Thursday, October 22, 2009

LIFE WORK



Birren #4

June 3, 2006


Theatre.


The assignment for Guided Autobiography was for life work or career: I would really have liked to turn in a paper with one word: Theatre.


I have been at various times an actor, director, producer, student, professor,

coach, stage manager, lighting designer, box office manager, "etcetera, etcetera, etcetera," to quote Yul Brenner in "The King and I."


One thing is certain, my timing was excellent: I lived and worked through what

is now called The Golden Age of Theatre: Tennessee Williams and Arthur Miller, Rodgers and Hammerstein, Loerner and Lowe, Mary Martin and Alfred Drake.

I saw Eugene O'Neill on the opening night of his penultimate play, "A Moon for

the Misbegotten", Judith Anderson on the opening night of "Medea" when Robinson Jeffers was in the audience and curtain calls lasted almost half an hour,

John Gielgud and Peggy Ashcroft at the opening of "King Lear" at Stratford-upon-Avon, Ingrid Bergman in "Jeanne au Bucher" (Joan of Arc at the Stake) in Paris.


After graduating from Northwestern with a Master's Degree in 1949 I went to Drury College in Springfield, Missouri, where I was the Speech and Theatre Department. I studied Shakespeare at Stratford-Upon-Avon during the summer of 1950, and returned to Drury that fall. When Mom became ill, I resigned at Drury and returned to Toledo where I was hired by WSPD-TV as a director and producer. Television was just getting started, and the old pros of radio simply did not understand the workings of this new medium.


But like far too many in the theatre, I've had to support myself all too often with

jobs that are quite varied. When in college I spent summers working in war plants and coming home covered in hot oil.


When I had my own Summer Stock company, I had perforce to learn bookkeeping, and in Los Angeles I became Comptroller of a company called Contemporary Entertainment which converted a B27 into a luxury airplane (The Starship) to fly rock stars on tours (Elton John, the Allman Brothers, John Denver, etc.), and also produced films for television. (My secretary was a former Copacabana girl who was living in Rome with Richard Burton when he first met Elizabeth Taylor.) We later had a plane to fly high rollers to Caesar's Palace in Las Vegas (Caesar's Chariot) and I had to fly to Vegas monthly where I had a suite at the hotel. On our first trip we picked up 11 men in Pittsburgh and flew them to Vegas for 4 days. The "drop" at the table was said to be 7 million dollars. Incidentally we were sworn to secrecy about the identity of our passengers, and to this day I still would not tell.
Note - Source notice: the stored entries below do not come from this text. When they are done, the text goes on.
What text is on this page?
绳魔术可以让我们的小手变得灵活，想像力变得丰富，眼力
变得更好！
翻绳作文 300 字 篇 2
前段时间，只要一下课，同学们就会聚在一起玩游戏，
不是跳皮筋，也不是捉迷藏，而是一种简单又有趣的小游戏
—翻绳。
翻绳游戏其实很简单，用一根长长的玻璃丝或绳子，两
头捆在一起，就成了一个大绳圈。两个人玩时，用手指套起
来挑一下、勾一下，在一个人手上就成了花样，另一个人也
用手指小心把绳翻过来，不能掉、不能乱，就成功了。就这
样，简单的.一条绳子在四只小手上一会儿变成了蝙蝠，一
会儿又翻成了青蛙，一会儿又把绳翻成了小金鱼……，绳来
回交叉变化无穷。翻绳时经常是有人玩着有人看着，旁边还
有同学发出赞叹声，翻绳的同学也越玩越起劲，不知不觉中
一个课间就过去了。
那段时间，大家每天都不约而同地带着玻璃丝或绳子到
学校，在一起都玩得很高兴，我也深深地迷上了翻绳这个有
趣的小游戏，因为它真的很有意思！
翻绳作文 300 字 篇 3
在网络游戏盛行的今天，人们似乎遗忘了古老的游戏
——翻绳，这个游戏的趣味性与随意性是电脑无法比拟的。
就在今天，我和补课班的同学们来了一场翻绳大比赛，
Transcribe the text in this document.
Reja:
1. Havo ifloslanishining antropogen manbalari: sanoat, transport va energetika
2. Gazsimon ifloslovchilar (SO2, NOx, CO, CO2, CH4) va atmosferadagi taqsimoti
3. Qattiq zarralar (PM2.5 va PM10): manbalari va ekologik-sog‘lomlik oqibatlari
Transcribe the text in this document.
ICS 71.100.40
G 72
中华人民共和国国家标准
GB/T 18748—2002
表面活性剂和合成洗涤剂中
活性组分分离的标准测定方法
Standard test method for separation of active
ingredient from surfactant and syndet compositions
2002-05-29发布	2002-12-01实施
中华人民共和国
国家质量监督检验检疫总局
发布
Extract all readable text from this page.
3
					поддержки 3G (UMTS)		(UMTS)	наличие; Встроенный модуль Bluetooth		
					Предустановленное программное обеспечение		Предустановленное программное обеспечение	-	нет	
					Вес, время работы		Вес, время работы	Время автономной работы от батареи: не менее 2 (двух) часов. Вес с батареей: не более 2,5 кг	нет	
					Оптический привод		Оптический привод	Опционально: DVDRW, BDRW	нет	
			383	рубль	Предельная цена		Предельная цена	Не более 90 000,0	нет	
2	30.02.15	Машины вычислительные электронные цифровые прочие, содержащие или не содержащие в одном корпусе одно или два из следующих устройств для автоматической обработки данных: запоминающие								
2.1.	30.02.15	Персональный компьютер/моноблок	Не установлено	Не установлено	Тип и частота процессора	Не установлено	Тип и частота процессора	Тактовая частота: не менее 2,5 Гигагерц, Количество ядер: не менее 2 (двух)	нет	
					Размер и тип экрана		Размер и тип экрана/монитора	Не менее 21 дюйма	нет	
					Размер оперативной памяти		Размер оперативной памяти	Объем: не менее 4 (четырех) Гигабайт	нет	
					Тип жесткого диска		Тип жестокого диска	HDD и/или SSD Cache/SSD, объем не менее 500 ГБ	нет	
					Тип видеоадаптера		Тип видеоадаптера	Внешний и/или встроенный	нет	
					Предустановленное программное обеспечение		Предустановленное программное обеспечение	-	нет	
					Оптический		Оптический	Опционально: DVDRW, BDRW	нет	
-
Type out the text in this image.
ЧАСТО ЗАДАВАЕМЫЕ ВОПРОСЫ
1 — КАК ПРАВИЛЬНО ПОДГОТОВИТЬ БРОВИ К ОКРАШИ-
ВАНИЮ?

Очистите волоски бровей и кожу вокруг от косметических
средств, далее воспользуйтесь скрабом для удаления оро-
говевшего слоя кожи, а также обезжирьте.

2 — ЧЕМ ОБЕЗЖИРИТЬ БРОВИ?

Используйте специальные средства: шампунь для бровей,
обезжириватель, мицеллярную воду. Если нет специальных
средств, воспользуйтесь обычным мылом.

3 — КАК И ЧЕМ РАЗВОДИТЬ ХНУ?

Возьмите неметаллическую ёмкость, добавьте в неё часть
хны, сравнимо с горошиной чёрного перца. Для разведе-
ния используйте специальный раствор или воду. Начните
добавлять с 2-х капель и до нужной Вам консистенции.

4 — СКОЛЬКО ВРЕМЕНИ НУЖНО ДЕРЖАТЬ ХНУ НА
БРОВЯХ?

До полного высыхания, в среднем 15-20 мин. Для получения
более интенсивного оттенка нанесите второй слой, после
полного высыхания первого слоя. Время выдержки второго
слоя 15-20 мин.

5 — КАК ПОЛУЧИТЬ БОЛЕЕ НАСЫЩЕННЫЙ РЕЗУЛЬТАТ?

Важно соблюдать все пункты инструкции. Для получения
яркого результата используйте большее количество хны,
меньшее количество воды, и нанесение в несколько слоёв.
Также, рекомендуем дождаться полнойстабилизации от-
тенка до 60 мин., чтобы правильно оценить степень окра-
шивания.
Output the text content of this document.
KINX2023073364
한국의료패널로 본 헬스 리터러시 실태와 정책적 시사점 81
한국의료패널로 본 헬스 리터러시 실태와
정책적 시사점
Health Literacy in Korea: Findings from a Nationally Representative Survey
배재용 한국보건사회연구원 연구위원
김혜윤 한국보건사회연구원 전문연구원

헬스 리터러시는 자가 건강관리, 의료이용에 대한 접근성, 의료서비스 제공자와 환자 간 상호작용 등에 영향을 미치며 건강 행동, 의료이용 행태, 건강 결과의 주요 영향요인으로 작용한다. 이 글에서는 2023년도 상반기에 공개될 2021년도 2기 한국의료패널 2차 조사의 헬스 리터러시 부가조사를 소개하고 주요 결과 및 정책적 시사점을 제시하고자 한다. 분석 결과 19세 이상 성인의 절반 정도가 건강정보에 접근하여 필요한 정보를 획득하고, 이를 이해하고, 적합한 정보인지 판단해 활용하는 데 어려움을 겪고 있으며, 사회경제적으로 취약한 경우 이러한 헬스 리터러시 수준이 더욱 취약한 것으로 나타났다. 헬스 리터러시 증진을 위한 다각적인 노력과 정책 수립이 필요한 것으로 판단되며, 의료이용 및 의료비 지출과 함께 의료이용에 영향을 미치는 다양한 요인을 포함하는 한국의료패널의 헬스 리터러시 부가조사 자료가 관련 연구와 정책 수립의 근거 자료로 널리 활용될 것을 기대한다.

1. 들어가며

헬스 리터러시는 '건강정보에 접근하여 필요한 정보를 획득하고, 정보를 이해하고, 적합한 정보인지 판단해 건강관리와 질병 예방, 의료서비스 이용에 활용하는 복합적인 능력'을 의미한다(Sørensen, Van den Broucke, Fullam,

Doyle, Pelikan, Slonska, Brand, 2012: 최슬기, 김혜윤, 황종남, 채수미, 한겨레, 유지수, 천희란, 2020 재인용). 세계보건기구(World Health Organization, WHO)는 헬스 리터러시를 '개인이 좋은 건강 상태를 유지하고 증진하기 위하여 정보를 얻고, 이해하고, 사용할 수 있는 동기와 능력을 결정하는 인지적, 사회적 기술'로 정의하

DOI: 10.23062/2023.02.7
Our head flight attendant at Contemporary Entertainment, Sandra Cronin, a Miss California, and I later went into a catering business, "Party Planners".

One party we threw for Intel's Tenth Anniversary at the Cow Palace in San Francisco featured a revue with stars from Laugh-In, a discotheque with alternating DJ's and live bands, a gambling Casino, and food from all over the world. It was almost a disaster since we were expecting 7,200 people and

8,400 showed up; but we raided local fast food restaurants and supermarkets and no one was the wiser.


And for a while I was a jewelry salesman: pearls, diamonds and gold pieces. I traveled the entire country with appointments at some of the finest stores (Marshall Fields, Shreve, Crump & Lowe, Gucci), and I will never forget one trip

where I had 40 flights in 50 days. Since I had sample cases with almost a million dollars of jewelry, if anyone asked, I was a "button salesman."


Although for the past ten years or so I am retired, last Thursday I had an audition with some producers on Wilshire Blvd. for a caper movie called "Brilliant". The script was e-mailed to me the night before (all 112 pages of it) and though I

read one of the major roles (they will need some big names), I might just get

some smaller role if lucky. I'm also working with a friend who is in the Actor's Gang in Culver City (Tim Robbins and Susan Sarandon's group) to produce a film for festival showing.


And, oh yes, I am vice-president of a corporation which is working on a huge fire-fighting airplane called "The Rainmaker".